At first Munch was influenced by the French art movements impressionism and postimpressionism, but he later turned to a highly personal style and content. Literal representation was subordinated in his art to the emotional tone of the subject. He conveyed emotion through the distortion of form and through exaggerated, often swirling shapes. The sinuous shapes in Munch’s paintings also reflect the influence of the art nouveau movement, which was at its height in Europe during the 1890s. Illness and death, along with failed emotional relationships between men and women, became Munch’s central themes. In 1892, in Berlin, an exhibition of his paintings so shocked the authorities that the show was closed. Undeterred, Munch and his sympathizers worked throughout the 1890s in Germany, developing the artistic style that came to be known as expressionism.

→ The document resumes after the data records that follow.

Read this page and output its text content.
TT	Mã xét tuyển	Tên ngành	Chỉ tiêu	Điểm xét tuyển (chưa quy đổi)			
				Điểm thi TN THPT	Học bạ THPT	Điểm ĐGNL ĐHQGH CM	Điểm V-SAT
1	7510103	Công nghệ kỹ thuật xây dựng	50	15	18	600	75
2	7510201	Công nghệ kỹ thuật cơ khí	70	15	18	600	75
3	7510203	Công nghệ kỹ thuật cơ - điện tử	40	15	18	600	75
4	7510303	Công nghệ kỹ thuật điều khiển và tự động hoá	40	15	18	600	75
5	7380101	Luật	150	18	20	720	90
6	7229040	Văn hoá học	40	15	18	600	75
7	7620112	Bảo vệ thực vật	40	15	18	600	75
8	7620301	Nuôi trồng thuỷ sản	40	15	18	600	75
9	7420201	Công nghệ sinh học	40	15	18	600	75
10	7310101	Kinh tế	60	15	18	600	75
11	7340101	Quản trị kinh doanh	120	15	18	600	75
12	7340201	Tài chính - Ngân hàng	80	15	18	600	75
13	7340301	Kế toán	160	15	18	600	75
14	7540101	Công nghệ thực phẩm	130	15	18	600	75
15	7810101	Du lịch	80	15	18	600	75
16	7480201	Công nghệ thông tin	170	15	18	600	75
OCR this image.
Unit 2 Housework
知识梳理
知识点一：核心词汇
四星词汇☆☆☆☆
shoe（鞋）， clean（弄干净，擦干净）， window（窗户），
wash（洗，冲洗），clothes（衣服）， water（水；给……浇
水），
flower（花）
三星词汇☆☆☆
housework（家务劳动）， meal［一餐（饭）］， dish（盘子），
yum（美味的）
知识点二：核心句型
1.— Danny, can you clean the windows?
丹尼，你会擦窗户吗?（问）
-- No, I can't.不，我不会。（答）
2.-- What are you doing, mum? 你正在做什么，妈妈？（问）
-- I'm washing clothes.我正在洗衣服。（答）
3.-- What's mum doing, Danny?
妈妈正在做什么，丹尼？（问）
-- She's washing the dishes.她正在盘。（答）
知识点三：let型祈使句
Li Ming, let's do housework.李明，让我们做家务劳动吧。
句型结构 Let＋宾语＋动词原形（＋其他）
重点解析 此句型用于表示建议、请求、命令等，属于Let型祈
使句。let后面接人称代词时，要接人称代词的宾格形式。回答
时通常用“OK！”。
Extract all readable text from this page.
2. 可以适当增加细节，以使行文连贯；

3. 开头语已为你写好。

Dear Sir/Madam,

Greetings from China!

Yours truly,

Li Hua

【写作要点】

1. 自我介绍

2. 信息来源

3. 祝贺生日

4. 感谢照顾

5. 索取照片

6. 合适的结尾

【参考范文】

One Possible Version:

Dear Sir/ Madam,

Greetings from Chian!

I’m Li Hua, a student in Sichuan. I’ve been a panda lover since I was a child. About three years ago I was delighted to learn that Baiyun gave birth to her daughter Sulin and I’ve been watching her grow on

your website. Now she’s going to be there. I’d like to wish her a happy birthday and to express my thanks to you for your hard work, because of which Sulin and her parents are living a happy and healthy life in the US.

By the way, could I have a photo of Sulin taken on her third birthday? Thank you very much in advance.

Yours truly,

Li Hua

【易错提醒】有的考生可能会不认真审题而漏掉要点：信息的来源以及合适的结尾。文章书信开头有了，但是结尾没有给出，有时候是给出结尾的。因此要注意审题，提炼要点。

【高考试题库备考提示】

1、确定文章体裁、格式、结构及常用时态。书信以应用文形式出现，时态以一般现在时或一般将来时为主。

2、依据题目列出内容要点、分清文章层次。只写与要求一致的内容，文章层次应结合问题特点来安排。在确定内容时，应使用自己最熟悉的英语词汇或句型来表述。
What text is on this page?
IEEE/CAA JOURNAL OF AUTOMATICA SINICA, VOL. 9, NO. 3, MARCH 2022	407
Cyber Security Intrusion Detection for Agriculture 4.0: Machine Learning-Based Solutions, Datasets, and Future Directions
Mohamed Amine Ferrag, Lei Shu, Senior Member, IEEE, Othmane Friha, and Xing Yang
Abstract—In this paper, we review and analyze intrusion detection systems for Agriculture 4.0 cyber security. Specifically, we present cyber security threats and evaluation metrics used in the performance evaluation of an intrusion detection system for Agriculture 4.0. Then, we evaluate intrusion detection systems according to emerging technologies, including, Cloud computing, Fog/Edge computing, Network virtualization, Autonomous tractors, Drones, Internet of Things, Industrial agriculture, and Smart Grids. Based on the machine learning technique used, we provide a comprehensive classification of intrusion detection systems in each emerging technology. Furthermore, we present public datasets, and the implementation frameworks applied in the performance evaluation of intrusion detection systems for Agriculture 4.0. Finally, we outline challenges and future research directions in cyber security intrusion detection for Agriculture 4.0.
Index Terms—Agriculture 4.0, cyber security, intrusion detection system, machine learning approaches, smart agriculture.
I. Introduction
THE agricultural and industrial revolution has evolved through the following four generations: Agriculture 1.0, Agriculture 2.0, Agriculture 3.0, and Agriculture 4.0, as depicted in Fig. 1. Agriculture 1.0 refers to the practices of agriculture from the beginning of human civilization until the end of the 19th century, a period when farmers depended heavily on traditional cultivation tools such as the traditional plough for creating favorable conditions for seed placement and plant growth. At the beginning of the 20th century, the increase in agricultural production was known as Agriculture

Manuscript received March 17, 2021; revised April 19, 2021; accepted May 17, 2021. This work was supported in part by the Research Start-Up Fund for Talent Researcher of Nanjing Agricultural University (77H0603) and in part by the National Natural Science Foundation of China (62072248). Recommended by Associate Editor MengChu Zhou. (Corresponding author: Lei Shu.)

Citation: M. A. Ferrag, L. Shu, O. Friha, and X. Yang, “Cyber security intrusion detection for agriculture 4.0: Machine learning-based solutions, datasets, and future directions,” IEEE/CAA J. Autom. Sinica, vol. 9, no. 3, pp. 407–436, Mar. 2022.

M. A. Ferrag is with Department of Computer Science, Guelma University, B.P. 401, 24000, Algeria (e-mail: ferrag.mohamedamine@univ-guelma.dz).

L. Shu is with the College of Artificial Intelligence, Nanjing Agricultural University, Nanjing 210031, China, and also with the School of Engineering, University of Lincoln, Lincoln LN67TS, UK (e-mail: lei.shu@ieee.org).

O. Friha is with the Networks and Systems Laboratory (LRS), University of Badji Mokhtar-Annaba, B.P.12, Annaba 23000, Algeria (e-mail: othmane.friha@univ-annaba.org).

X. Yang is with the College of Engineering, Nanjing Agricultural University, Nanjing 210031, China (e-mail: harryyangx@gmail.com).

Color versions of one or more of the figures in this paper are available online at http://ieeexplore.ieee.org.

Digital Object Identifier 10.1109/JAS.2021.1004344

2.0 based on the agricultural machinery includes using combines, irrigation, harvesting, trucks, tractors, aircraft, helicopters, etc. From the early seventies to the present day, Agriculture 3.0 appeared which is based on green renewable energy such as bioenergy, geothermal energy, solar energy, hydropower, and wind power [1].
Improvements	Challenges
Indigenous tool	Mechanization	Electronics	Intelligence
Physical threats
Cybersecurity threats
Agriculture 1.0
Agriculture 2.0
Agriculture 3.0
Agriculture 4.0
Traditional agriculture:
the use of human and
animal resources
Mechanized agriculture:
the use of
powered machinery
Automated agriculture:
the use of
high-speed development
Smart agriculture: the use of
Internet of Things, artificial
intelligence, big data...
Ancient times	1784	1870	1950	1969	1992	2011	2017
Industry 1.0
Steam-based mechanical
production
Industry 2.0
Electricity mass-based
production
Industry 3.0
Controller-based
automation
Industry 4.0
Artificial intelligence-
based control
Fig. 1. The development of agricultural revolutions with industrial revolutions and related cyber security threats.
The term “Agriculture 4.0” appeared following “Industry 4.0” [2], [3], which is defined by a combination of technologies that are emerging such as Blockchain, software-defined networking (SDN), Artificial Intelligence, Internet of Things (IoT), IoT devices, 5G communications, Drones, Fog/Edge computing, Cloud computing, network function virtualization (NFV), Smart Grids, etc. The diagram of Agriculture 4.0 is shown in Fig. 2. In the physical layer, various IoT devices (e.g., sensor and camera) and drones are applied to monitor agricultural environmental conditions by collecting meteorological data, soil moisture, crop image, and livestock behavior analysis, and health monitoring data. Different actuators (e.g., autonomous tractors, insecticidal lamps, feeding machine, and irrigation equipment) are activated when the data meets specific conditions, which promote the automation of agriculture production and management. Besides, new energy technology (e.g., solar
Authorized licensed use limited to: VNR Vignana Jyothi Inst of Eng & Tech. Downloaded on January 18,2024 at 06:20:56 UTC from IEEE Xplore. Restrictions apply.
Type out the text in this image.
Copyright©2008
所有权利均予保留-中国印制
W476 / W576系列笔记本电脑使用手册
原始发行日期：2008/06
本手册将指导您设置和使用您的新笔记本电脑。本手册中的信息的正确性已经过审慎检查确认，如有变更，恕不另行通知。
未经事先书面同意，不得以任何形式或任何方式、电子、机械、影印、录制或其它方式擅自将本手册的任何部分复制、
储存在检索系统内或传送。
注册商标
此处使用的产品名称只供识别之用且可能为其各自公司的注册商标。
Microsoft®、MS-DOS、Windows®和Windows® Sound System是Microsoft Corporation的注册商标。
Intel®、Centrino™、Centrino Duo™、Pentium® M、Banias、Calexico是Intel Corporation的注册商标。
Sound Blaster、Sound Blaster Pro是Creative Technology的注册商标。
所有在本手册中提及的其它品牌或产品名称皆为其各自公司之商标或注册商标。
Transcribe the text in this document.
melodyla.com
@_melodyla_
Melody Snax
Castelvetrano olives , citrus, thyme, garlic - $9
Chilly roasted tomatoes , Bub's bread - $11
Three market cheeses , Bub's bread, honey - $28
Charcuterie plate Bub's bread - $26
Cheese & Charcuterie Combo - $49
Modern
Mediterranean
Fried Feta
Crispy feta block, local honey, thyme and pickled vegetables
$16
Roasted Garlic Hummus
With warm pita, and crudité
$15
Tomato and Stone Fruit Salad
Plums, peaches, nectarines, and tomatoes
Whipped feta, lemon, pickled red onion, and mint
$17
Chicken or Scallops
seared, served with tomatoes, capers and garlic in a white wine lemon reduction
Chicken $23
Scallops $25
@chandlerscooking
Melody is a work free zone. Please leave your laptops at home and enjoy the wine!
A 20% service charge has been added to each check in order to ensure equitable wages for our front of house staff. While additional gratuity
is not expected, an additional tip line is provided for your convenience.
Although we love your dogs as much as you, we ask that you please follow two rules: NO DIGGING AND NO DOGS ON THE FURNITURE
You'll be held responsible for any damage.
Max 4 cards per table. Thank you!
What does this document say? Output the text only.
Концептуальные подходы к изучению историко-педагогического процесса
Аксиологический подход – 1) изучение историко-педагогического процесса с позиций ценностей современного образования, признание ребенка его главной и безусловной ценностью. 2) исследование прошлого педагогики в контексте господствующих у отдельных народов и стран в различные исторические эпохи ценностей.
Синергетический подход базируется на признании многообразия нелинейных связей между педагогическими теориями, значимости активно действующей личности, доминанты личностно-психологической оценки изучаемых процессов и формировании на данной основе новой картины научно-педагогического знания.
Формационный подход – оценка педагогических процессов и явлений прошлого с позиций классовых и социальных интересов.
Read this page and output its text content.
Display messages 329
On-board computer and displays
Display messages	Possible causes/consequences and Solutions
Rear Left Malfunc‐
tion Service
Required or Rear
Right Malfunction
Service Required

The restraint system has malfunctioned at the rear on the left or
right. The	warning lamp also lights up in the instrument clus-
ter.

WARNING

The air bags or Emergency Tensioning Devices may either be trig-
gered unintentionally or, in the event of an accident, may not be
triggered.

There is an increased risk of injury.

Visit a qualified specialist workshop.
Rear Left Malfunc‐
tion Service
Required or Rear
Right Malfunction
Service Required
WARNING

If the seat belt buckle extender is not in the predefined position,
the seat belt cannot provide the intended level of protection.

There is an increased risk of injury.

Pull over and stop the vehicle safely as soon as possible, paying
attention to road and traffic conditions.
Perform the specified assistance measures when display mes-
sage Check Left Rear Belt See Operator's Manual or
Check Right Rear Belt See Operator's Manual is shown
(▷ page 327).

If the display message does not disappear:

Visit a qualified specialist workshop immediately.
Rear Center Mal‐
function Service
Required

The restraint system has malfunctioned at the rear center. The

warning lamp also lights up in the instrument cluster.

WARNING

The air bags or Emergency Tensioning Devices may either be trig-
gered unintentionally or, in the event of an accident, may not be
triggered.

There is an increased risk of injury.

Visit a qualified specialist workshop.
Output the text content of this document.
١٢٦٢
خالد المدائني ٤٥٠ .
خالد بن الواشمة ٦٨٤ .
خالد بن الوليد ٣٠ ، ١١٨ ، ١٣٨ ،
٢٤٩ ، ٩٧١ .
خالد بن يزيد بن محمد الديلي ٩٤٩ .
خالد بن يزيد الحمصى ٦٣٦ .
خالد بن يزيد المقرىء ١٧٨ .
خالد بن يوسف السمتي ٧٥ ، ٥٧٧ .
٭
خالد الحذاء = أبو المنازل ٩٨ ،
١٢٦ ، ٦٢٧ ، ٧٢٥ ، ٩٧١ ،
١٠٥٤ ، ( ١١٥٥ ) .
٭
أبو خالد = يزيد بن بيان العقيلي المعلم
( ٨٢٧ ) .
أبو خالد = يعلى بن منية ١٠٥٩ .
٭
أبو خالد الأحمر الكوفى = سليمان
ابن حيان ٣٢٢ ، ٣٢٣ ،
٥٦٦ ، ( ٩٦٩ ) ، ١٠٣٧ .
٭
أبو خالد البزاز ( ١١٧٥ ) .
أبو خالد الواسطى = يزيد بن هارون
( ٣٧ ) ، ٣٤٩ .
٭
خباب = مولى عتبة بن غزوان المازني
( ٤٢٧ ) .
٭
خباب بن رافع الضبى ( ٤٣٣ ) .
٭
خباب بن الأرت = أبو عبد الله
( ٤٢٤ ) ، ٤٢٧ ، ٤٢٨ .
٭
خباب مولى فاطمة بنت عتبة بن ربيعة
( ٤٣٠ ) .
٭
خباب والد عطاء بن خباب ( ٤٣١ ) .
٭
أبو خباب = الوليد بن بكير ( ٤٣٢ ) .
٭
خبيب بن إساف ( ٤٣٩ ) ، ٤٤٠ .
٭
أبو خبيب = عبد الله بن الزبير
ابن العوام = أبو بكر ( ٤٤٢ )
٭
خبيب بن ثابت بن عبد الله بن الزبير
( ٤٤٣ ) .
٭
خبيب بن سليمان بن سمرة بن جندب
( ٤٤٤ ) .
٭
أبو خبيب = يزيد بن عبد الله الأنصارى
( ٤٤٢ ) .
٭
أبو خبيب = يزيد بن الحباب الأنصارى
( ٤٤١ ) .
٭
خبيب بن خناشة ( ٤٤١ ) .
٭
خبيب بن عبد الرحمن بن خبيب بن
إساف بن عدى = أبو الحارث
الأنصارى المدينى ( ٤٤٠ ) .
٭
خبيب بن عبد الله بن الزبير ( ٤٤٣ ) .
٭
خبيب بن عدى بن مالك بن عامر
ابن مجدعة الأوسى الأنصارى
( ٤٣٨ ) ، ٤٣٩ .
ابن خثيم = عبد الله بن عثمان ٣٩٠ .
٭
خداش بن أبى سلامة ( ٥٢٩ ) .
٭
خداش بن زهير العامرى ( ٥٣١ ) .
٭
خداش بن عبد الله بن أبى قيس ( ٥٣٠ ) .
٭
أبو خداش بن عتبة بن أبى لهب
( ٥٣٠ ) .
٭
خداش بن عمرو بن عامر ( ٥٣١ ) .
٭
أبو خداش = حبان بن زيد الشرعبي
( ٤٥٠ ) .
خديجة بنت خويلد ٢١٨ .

The transformation of emotion into art is evident in Munch’s best-known painting, The Scream (1893). This nightmarish depiction of despair—an opened-mouthed woman holding her hands to her ears—illustrates Munch’s belief that he could “hear the scream in nature.” The Scream belongs to a series of 22 paintings that show people overpowered and helpless before the indifferent forces of life, love, and death. The series, which Munch began in 1893 and first exhibited in Berlin in 1902, later became known as The Frieze of Life.

Melancholy suffuses most of Munch’s paintings. In several versions of Girls on a Bridge, the threatening shapes of heavy trees and brooding houses loom over limp female figures with featureless or hidden faces. Reflections of Munch’s sexual anxieties are seen in his portrayals of women, represented alternately as frail, innocent maidens or as lurid, life-devouring vampires. Men seem enticed and destroyed by each. Munch’s tormented inner state is also reflected in numerous self-portraits. Although his later paintings are less tortured than his earlier work, introspection marks the late self-portraits, notably Between Clock and Bed (1940, Munch Museet, Oslo).

Munch experimented with lithography and the woodcut in Paris; in Germany, he mastered etching (see Prints and Printmaking). His considerable body of etchings, lithographs, and woodcuts is highly valued for its originality. These graphic works restate the subject matter of the paintings; they are direct and vigorous in style. Few of Munch’s paintings are found in museums outside Norway. His own collection is housed in the Munch Museet in Oslo.

Munch’s The Scream, one of the most famous paintings in the world, has twice been the object of theft. A version stolen from the Nasjonalgalleriet in Oslo in 1994 was recovered after several months. In 2004 thieves grabbed The Scream and Madonna (1894-1895) from the walls of the Munch Museet. The paintings were retrieved in 2006 and temporarily exhibited in the museum before being restored; police gave no details about the recovery process.